I shall now relate an incident of one of these expeditions to the island by myself and three others. I can recollect the names of only two members of the expedition of that Saturday, and I might say that they were my schoolfellows of the Collegiate School, which occupied the site of Mr. Ellis’s residence on Church Hill, and was afterwards burnt down. I left the Colonial School in 1860, and transferred to the Collegiate School, which was conducted as a church institution. Rev. C. T. Woods was principal, with Rev. Mr. Reese, "Cantab." Williams, and Messrs. Vincent and Palmer, French and drawing and music, as the full staff. Well, about the Deadman’s Island affair. One Saturday afternoon in midsummer four of us—Robert Branks, a brother of Mrs. Doctor Powell, William Galley, James Estall and a fourth whose name I cannot now remember hired a boat at Lachapelle’s, near James Bay Bridge, and made for Deadman’s Island. We enjoyed the luxury of running about the island like the savages on Robinson Crusoe’s island, then dived into deep water, swam around for a time and landed to dry and warm ourselves at a fire we had made for that purpose. All boys know that a fire is indispensable to swimming and bathing.
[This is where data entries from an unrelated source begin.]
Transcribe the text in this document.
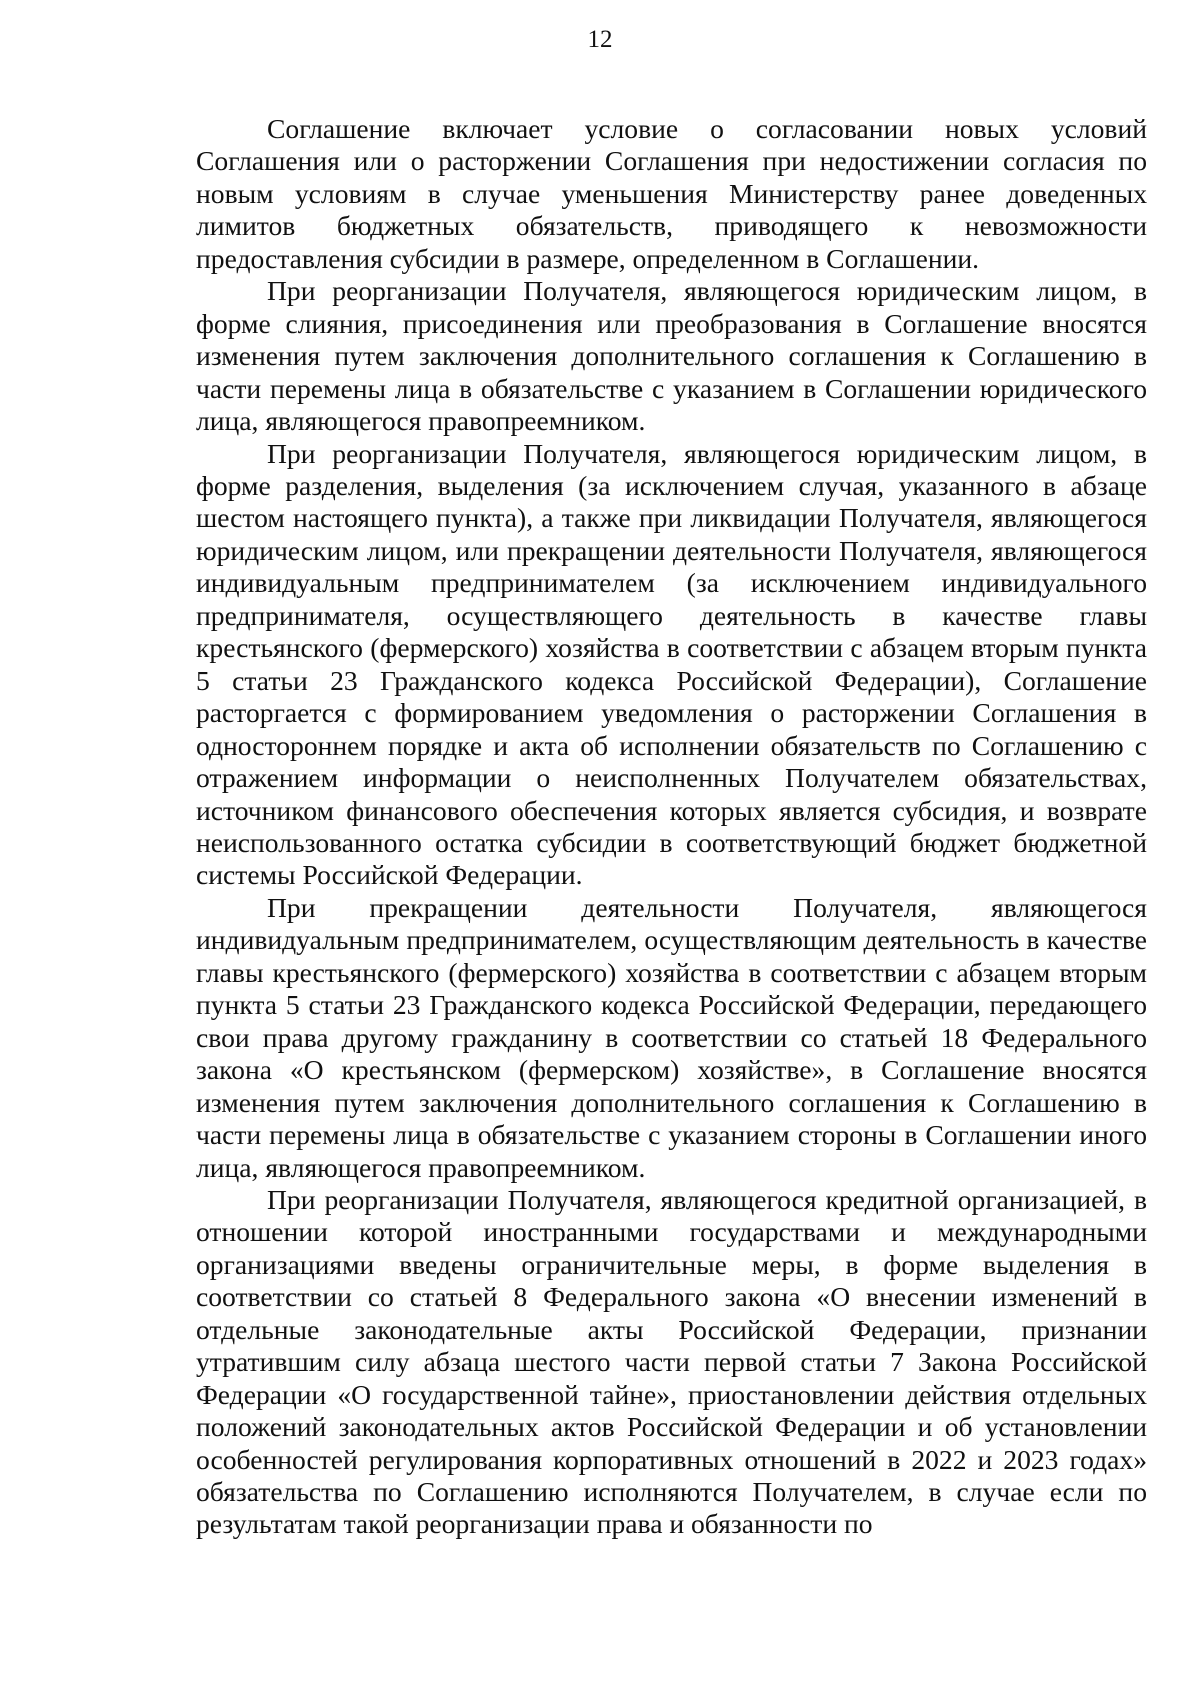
12

Соглашение включает условие о согласовании новых условий Соглашения или о расторжении Соглашения при недостижении согласия по новым условиям в случае уменьшения Министерству ранее доведенных лимитов бюджетных обязательств, приводящего к невозможности предоставления субсидии в размере, определенном в Соглашении.

При реорганизации Получателя, являющегося юридическим лицом, в форме слияния, присоединения или преобразования в Соглашение вносятся изменения путем заключения дополнительного соглашения к Соглашению в части перемены лица в обязательстве с указанием в Соглашении юридического лица, являющегося правопреемником.

При реорганизации Получателя, являющегося юридическим лицом, в форме разделения, выделения (за исключением случая, указанного в абзаце шестом настоящего пункта), а также при ликвидации Получателя, являющегося юридическим лицом, или прекращении деятельности Получателя, являющегося индивидуальным предпринимателем (за исключением индивидуального предпринимателя, осуществляющего деятельность в качестве главы крестьянского (фермерского) хозяйства в соответствии с абзацем вторым пункта 5 статьи 23 Гражданского кодекса Российской Федерации), Соглашение расторгается с формированием уведомления о расторжении Соглашения в одностороннем порядке и акта об исполнении обязательств по Соглашению с отражением информации о неисполненных Получателем обязательствах, источником финансового обеспечения которых является субсидия, и возврате неиспользованного остатка субсидии в соответствующий бюджет бюджетной системы Российской Федерации.

При прекращении деятельности Получателя, являющегося индивидуальным предпринимателем, осуществляющим деятельность в качестве главы крестьянского (фермерского) хозяйства в соответствии с абзацем вторым пункта 5 статьи 23 Гражданского кодекса Российской Федерации, передающего свои права другому гражданину в соответствии со статьей 18 Федерального закона «О крестьянском (фермерском) хозяйстве», в Соглашение вносятся изменения путем заключения дополнительного соглашения к Соглашению в части перемены лица в обязательстве с указанием стороны в Соглашении иного лица, являющегося правопреемником.

При реорганизации Получателя, являющегося кредитной организацией, в отношении которой иностранными государствами и международными организациями введены ограничительные меры, в форме выделения в соответствии со статьей 8 Федерального закона «О внесении изменений в отдельные законодательные акты Российской Федерации, признании утратившим силу абзаца шестого части первой статьи 7 Закона Российской Федерации «О государственной тайне», приостановлении действия отдельных положений законодательных актов Российской Федерации и об установлении особенностей регулирования корпоративных отношений в 2022 и 2023 годах» обязательства по Соглашению исполняются Получателем, в случае если по результатам такой реорганизации права и обязанности по
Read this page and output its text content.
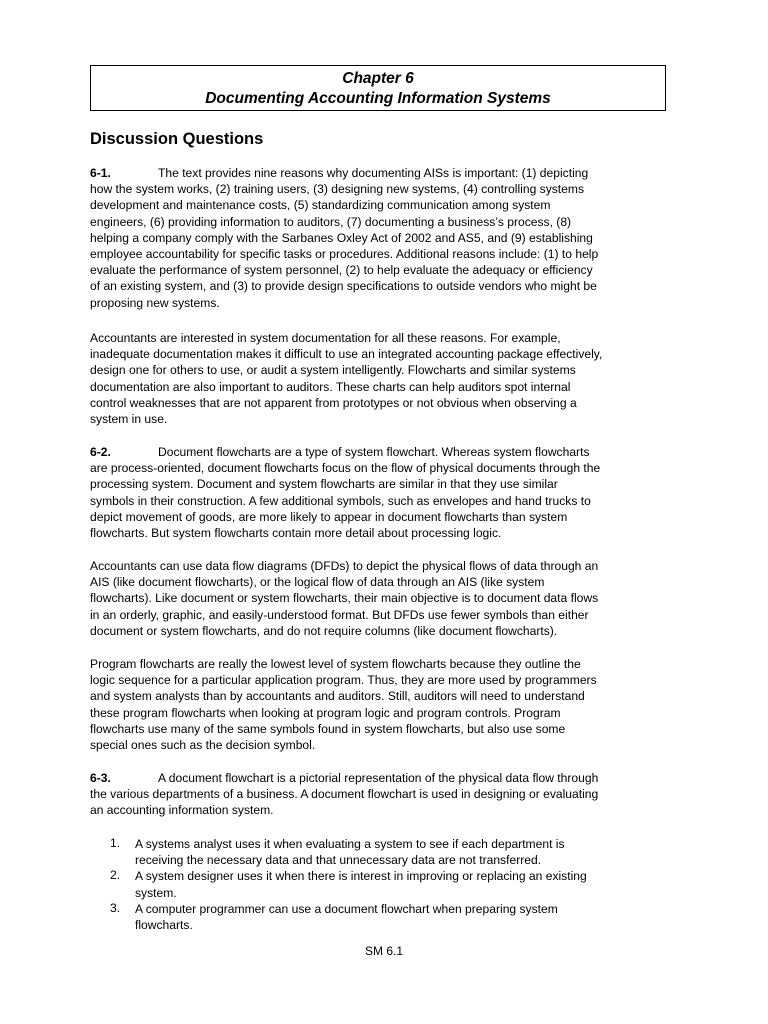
Chapter 6
Documenting Accounting Information Systems
Discussion Questions
6-1.	The text provides nine reasons why documenting AISs is important: (1) depicting
how the system works, (2) training users, (3) designing new systems, (4) controlling systems
development and maintenance costs, (5) standardizing communication among system
engineers, (6) providing information to auditors, (7) documenting a business’s process, (8)
helping a company comply with the Sarbanes Oxley Act of 2002 and AS5, and (9) establishing
employee accountability for specific tasks or procedures. Additional reasons include: (1) to help
evaluate the performance of system personnel, (2) to help evaluate the adequacy or efficiency
of an existing system, and (3) to provide design specifications to outside vendors who might be
proposing new systems.
Accountants are interested in system documentation for all these reasons. For example,
inadequate documentation makes it difficult to use an integrated accounting package effectively,
design one for others to use, or audit a system intelligently. Flowcharts and similar systems
documentation are also important to auditors. These charts can help auditors spot internal
control weaknesses that are not apparent from prototypes or not obvious when observing a
system in use.
6-2.	Document flowcharts are a type of system flowchart. Whereas system flowcharts
are process-oriented, document flowcharts focus on the flow of physical documents through the
processing system. Document and system flowcharts are similar in that they use similar
symbols in their construction. A few additional symbols, such as envelopes and hand trucks to
depict movement of goods, are more likely to appear in document flowcharts than system
flowcharts. But system flowcharts contain more detail about processing logic.
Accountants can use data flow diagrams (DFDs) to depict the physical flows of data through an
AIS (like document flowcharts), or the logical flow of data through an AIS (like system
flowcharts). Like document or system flowcharts, their main objective is to document data flows
in an orderly, graphic, and easily-understood format. But DFDs use fewer symbols than either
document or system flowcharts, and do not require columns (like document flowcharts).
Program flowcharts are really the lowest level of system flowcharts because they outline the
logic sequence for a particular application program. Thus, they are more used by programmers
and system analysts than by accountants and auditors. Still, auditors will need to understand
these program flowcharts when looking at program logic and program controls. Program
flowcharts use many of the same symbols found in system flowcharts, but also use some
special ones such as the decision symbol.
6-3.	A document flowchart is a pictorial representation of the physical data flow through
the various departments of a business. A document flowchart is used in designing or evaluating
an accounting information system.
1.	A systems analyst uses it when evaluating a system to see if each department is
receiving the necessary data and that unnecessary data are not transferred.
2.	A system designer uses it when there is interest in improving or replacing an existing
system.
3.	A computer programmer can use a document flowchart when preparing system
flowcharts.
SM 6.1
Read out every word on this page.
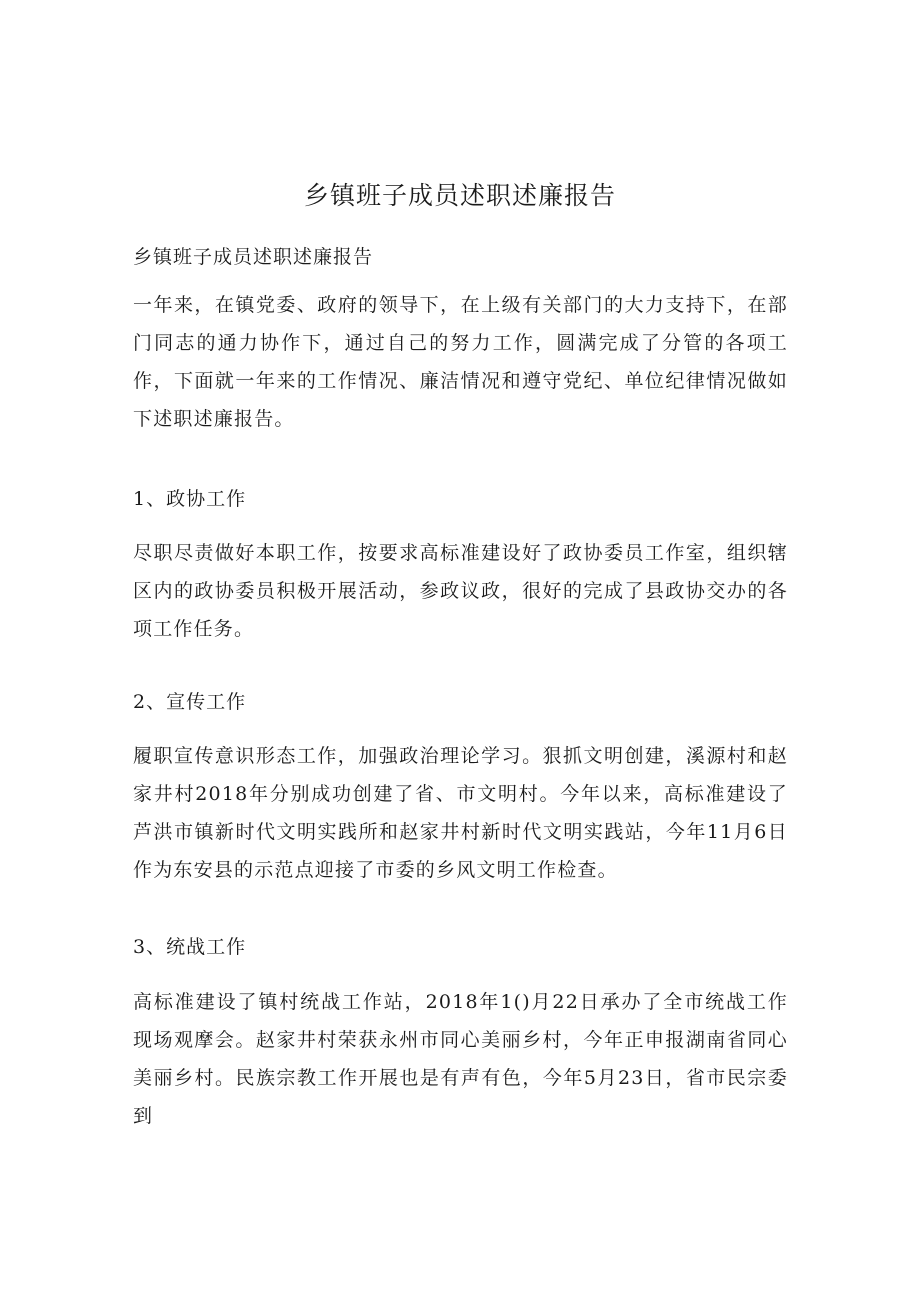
乡镇班子成员述职述廉报告

乡镇班子成员述职述廉报告

一年来，在镇党委、政府的领导下，在上级有关部门的大力支持下，在部门同志的通力协作下，通过自己的努力工作，圆满完成了分管的各项工作，下面就一年来的工作情况、廉洁情况和遵守党纪、单位纪律情况做如下述职述廉报告。

1、政协工作

尽职尽责做好本职工作，按要求高标准建设好了政协委员工作室，组织辖区内的政协委员积极开展活动，参政议政，很好的完成了县政协交办的各项工作任务。

2、宣传工作

履职宣传意识形态工作，加强政治理论学习。狠抓文明创建，溪源村和赵家井村2018年分别成功创建了省、市文明村。今年以来，高标准建设了芦洪市镇新时代文明实践所和赵家井村新时代文明实践站，今年11月6日作为东安县的示范点迎接了市委的乡风文明工作检查。

3、统战工作

高标准建设了镇村统战工作站，2018年1()月22日承办了全市统战工作现场观摩会。赵家井村荣获永州市同心美丽乡村，今年正申报湖南省同心美丽乡村。民族宗教工作开展也是有声有色，今年5月23日，省市民宗委到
While squatting on the ground around the fire the idea struck me that by the way the wind was blowing it would not need much encouragement for the fire to take hold of some of the boxes of bones, which may have represented an Indian chief, his wife or child. I then proposed that we accidentally on purpose "set fire to the whole lot." After a council of war it was finally decided to carry out my suggestion, as a grand wind-up of our day’s outing. Time after time we dived off, and swam around till tired, and then came ashore to dry ourselves at the fire. This is the exact routine of boys’ swimming expeditions of these present days, and will be to the end of all time. We got tired of it at last and dressed, preparing to go home, when the subject of the firing of the Indian corpses was again discussed. Should we do it or not? Robert Branks was with me all right, but one boy was fearful of the consequences. "The chief and all the Indians on the Songhees reserve would soon see the fire and would be after us." There was something in this, for there were hundreds then, where there are now dozens, and it was risky.